Akibatnya sering timbul interferensi atau transfer. Kontak bahasa yang menimbulkan
interferensi sering dianggap menimbulkan peristiwa negatif. Lain halnya dengan
transfer bahasa, transfer bahasa dipandang sebagai gejala yang wajar dan positif.
C.
Tipologi Kebahasaan
: Menurut
Weinreich (1953) menunjukkan ada 3 tipe kedwibahasaan yaitu a) kedwibahasaan
majemuk, b) kedwibahasaan koordinatif, c) kedwibahasaan sub-ordinatif. Tipe kedwibahasaan
menurut Weinreich ini kelihatannya didasarkan pada derajat atau tingkat
penguasaan seseorang terhadap keterampilan berbahasa.
D. Fenomena Bahasa Antara
: Bahasa
Antara adalah bahasa yang dihasilkan oleh seseorang pembelajar yang sedang dalam
proses menguasai B2. Bahasa antara pembelajar banyak terjadi interferensi
ataupun campur kode. Interferensi sendiri adalah kesulitan tambahan dalam
proses menguasai bunyi, kata atau konstruksi bahasa kedua sebagai akibat adanya
perbedaan antara B1 dan B2 sehingga kebiasaan ber-B1 terbawa ke dalam ber-B2
atau sebaliknya. Interferensi ini selalu bersifat individual dan tidak menentu,
artinya kesulitan tambahan yang terjadi pada seorang pembelajar B2 yang satu
akan berbeda dengan pembelajar B2 yang lain. Sedangkan campur kode disebut
sebagai salah satu fenomena yang terjadi pada pembelajar yang juga tidak mungkin
dihindarkan. Campur kode sendiri adalah fenomena pemakaian dua bahasa atau lebih
dengan saling memasukkan unsur-unsur bahasa yang satu kedalam bahasa yang lain
secara konsisten (Kachru, 1978)
E. Permasalahan Dalam
PBI
: Masyarakat Indonesia pada umumnya adalah masyarakat dwibahasa, dengan Bahasa Daerah
sebagai B1 dan Bahasa Indonesia sebagai B2. Namun, didalam PBI fenomena penyimpangan
Bahasa Indonesia tidak pernah di perhatikan dalam pengembangan kurikulum. Kurikulum
pengajaran Bahasa Indonesia hanya bertumpu pada Bahasa Indonesia itu sendiri.

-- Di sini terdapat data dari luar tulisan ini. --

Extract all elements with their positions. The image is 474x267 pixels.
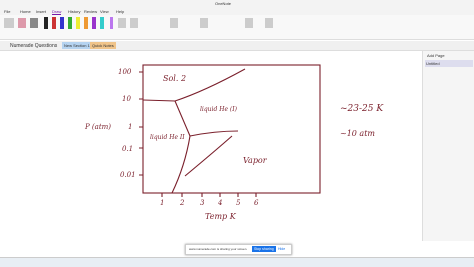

Ketika kita sudah menyadari, bahwa masyarakat Indonesia adalah masyarakat
dwibahas, pengajaran bahasa Indonesia harusnya disusun, direncanakan dengan
mempertimbangkan situasii kebahasaan masyarakat pemakai bahasa.
F. Pengukuran Kedwibahasaan
: Menurut
Mackey (1956) pengukuran kedwibahasaan dapat dilakukan melalui beberapa aspek yaitu
aspek tingkat, aspek fungsi, aspek pergantian, aspek interferensi. Pengukuran kedwibahasaan
dari aspek tingkat dapat dilihat
dari kemampuan anak dalam berbahasa seperti menyimak, berbicara, membaca, dan menulis.
Dari aspek fungsi, pengukurannya
dapat dilakukan melalui kemampuan pemakaian dua bahasa yang dimiliki sesuai
dengan kepentingan-kepentingan tertentu. Dari aspek pergantian, pengukurannya dapat dilihat dari seberapa jauh pemakai
berbahasa mampu berganti dari satu bahasa ke bahasa lain. Yang terakhir yaitu aspek
interferensi, pengukurannya bisa dilihat dari kesalahan berbahasa yang
disebabkan oleh terbawanya kebiasaan ujaran berbahasa atau dialek bahasa
pertama dengan kegiatan berbahasa atau dialek bahasa kedua.